Personal Jeopardy Faculty members who work directly with students, discuss the disability, (possibly) look over the documentation, and agree to accommodation may be establishing themselves as the “gatekeepers” without meaning to do so. If the faculty member agrees to provide accommodation “x” and not accommodation “y” and later the student maintains that he/she was not appropriately accommodated, it is the faculty member’s decision that is subject to question and the faculty member who could conceivably be held responsible for violating this student’s civil rights. The faculty member who agrees to provide accommodations without institutional authorization for a student with one disability (for example, LD) but is less familiar and comfortable with another disability (for example, ADD) and sends that student back through channels for official documentation could be opening himself/herself up for charges of discrimination, intimidation, or harassment. Faculty members who conscientiously try to make life easier for the student by allowing the student to bring the documentation directly to them may gain access to confidential information to which they should not be privy. For all these reasons, it would be best for faculty not to be drawn into the collection of disability documentation or the decision-making regarding accommodation.
Institutional Jeopardy The student who provides documentation to a single faculty member (who accepts and acts on that documentation) may be able to make a legitimate case for saying the he/she informed the institution of the disability and the need for accommodation. The faculty member should not be discussing the information that has been shared (because of issues of privacy and confidentiality), and yet the student may be expecting to receive similar consideration and accommodation from other faculty on the basis of having provided the documentation to someone in authority at the institution. If it is not made clear that the institution has not been “notified” until the documentation is provided and requests are made from such-and-such an office, the institution may not be in a position to defend itself from charges of discrimination by neglect for a student who does not receive accommodation by others within the institution. Or consider this scenario — Professor A accepts the documentation and provides accommodation without going through channels, as do Professors B and C, and then Professor D says, “I will provide accommodations when I receive proper notification from the disability services office that this is appropriate.” Professor D looks like the villain for following the rules! More distressing, however, is the possibility that the institution may be facing some very real difficulties if the disability services office determines that some of the accommodations that Professors A, B, and C provided were not warranted by the documentation and does not prescribe those same accommodations for Professor D to provide.
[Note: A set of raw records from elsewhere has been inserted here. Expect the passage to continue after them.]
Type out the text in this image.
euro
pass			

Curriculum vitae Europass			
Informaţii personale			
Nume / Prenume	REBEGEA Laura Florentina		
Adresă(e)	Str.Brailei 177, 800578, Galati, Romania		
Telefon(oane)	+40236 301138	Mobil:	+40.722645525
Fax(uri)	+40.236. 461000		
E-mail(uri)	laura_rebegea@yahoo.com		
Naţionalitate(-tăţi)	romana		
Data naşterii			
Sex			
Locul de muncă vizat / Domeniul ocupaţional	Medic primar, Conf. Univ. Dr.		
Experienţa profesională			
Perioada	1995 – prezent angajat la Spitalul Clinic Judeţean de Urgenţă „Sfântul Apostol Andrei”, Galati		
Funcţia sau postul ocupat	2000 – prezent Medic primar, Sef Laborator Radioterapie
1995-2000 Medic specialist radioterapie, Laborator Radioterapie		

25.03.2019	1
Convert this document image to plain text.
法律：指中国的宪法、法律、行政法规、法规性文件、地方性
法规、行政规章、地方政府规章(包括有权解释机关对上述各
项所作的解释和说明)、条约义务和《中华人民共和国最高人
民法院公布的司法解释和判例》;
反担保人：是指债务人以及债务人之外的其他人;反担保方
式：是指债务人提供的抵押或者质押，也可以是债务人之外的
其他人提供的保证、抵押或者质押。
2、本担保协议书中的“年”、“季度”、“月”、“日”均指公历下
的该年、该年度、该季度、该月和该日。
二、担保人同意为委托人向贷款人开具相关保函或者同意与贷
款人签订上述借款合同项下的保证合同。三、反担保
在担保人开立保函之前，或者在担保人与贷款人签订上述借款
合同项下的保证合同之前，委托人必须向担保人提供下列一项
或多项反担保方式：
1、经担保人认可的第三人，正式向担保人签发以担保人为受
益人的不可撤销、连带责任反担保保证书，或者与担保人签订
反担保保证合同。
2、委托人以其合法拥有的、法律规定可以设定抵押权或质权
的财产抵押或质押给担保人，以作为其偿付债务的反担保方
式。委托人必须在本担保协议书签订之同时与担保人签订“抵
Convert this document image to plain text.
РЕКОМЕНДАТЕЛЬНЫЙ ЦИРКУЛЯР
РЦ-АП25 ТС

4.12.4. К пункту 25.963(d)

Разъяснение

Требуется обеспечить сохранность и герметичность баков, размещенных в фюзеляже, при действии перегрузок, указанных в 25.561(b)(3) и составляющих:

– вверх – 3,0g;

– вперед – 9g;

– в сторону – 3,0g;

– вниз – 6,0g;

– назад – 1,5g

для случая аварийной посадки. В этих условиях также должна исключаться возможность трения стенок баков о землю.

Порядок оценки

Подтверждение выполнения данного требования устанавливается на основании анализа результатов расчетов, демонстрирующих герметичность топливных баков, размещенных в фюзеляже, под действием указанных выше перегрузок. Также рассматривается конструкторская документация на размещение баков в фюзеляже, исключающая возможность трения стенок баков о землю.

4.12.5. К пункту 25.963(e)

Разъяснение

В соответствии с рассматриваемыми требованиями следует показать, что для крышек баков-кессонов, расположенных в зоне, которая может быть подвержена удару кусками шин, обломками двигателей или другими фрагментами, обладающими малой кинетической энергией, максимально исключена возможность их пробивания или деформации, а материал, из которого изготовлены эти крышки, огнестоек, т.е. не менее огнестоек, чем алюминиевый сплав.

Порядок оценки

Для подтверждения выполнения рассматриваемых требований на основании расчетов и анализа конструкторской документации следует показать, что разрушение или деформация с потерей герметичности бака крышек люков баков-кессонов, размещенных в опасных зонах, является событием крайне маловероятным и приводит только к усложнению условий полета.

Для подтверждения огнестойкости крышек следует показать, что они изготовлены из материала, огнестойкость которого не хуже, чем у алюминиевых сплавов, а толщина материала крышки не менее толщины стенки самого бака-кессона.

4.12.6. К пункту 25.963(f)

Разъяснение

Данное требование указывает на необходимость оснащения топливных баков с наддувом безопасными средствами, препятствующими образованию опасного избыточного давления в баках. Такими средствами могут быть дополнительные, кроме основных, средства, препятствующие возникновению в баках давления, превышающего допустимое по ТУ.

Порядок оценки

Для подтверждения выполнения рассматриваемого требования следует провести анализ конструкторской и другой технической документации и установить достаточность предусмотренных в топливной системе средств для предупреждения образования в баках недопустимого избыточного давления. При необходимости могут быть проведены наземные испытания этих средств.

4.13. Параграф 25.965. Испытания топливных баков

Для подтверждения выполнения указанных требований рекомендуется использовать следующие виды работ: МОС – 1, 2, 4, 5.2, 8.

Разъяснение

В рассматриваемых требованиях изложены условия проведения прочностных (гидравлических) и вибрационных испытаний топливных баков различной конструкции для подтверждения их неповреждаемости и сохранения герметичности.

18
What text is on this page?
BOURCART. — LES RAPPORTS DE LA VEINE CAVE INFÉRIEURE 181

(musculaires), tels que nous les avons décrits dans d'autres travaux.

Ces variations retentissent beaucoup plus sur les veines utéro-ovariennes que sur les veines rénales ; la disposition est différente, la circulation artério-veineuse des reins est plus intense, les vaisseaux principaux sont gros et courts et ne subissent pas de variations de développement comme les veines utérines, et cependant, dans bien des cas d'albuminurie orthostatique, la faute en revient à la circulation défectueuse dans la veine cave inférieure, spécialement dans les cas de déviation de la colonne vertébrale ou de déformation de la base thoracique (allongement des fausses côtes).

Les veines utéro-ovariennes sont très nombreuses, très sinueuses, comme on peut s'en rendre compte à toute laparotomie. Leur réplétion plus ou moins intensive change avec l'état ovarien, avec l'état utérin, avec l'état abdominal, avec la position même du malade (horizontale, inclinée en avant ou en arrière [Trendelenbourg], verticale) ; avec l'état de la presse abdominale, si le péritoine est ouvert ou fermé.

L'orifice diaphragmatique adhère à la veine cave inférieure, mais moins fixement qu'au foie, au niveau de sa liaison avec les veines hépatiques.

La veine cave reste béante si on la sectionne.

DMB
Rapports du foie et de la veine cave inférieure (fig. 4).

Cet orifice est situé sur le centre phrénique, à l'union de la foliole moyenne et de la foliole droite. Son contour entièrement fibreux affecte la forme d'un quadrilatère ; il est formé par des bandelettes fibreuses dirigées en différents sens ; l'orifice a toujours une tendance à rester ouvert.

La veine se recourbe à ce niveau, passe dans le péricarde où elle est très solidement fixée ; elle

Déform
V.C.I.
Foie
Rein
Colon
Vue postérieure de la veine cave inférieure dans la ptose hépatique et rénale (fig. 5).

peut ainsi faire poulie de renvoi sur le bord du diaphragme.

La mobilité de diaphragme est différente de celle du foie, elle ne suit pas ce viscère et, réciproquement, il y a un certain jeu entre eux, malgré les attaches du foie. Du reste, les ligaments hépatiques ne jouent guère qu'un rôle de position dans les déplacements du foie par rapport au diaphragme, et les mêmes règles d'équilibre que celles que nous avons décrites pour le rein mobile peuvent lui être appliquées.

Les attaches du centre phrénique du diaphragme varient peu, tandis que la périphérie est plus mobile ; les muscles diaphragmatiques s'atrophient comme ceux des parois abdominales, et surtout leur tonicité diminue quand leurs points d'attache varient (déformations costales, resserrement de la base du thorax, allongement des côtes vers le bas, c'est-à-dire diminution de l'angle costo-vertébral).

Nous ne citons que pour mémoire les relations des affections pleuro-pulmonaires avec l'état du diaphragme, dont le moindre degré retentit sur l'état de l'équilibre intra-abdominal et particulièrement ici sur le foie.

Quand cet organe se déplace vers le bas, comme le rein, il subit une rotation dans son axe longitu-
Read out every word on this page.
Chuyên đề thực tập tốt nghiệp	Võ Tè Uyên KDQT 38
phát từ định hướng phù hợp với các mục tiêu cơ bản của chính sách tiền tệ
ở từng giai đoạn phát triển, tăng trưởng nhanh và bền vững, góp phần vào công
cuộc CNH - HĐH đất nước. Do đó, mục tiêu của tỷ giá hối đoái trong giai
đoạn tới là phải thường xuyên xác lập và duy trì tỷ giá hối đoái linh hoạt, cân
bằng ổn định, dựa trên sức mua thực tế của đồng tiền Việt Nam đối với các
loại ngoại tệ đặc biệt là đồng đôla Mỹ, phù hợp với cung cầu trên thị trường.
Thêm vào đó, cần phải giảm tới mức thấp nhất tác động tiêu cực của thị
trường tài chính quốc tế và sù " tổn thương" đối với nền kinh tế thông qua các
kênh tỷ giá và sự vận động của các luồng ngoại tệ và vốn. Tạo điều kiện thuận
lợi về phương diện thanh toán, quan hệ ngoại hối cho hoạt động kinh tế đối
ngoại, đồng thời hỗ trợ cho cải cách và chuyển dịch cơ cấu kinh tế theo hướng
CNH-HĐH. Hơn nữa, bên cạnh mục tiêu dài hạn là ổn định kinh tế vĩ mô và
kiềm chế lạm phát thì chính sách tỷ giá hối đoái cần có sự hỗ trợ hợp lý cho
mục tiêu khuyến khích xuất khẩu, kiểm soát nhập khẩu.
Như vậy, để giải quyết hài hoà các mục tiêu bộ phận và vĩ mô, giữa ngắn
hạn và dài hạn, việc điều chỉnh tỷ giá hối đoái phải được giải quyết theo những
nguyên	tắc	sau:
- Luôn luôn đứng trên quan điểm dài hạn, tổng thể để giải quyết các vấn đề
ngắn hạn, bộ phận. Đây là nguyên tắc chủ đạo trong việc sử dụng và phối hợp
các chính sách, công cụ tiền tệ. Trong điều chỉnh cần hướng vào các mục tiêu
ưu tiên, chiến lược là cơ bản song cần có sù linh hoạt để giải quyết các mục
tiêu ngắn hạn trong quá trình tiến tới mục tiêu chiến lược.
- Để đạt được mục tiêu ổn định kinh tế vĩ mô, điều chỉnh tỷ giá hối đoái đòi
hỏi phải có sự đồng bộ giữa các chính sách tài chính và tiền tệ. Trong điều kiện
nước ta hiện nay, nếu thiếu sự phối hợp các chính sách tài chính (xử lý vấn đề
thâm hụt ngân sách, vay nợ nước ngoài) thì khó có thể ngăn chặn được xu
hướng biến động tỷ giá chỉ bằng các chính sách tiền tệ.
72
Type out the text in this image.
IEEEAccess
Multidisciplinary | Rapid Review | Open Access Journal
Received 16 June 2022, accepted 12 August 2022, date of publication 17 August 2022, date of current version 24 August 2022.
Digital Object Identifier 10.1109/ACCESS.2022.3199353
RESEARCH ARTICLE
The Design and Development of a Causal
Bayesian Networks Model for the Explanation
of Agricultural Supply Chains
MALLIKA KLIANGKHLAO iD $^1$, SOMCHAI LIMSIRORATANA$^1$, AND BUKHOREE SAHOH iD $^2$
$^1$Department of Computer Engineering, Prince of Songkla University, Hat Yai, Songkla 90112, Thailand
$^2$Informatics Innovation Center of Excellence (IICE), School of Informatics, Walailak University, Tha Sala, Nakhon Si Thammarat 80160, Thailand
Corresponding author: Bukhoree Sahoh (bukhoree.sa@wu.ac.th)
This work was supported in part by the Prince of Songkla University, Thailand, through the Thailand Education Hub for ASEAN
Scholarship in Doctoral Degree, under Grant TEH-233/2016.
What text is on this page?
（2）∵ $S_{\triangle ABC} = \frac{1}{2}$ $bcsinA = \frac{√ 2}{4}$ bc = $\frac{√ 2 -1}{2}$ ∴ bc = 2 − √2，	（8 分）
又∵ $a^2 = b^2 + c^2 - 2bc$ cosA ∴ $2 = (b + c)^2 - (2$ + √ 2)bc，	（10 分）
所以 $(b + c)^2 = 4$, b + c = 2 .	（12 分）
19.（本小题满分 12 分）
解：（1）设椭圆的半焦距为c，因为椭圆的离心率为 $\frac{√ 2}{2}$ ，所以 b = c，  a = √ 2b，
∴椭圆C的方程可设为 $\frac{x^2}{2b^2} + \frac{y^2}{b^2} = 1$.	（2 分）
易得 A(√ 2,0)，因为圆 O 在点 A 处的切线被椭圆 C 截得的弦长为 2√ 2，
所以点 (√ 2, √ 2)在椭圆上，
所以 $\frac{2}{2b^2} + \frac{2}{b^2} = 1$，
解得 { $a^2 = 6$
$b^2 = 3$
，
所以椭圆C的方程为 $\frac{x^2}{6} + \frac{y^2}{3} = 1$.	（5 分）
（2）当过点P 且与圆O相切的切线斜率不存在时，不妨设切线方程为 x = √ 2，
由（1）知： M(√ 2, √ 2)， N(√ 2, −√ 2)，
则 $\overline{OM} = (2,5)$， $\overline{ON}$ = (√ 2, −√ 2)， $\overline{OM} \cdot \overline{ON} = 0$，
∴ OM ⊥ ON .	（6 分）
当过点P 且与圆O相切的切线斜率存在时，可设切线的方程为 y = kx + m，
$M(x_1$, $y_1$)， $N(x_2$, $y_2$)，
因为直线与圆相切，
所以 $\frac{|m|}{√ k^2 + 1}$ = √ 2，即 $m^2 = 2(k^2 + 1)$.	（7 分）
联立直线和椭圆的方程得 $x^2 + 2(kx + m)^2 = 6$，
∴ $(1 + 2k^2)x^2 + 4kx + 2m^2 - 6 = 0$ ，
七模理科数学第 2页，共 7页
Student Jeopardy Students with disabilities will still have those disabilities after they leave the postsecondary environment. Whether they choose to go on to graduate or professional school or seek a place in the world of work, chances are that if they needed accommodations to successfully function in higher education, they may need accommodation in their future endeavors as well. More and more often, those settings beyond the postsecondary experience are ready and willing to provide accommodations on the basis of verification from the higher education institution that those same accommodations have been provided during the student’s postsecondary career. If the student has no record of having been served by the institution — if the student was never on file in the disability services office and received all of his/her accommodations through individual discussion with faculty — that student will have no official history of being regarded or served as a person with a disability and may have a much more difficult time establishing the claim to accommodations in the future.
Bottom line: The policies and procedures were established
for everyone’s protection. Everyone needs to play by the rules!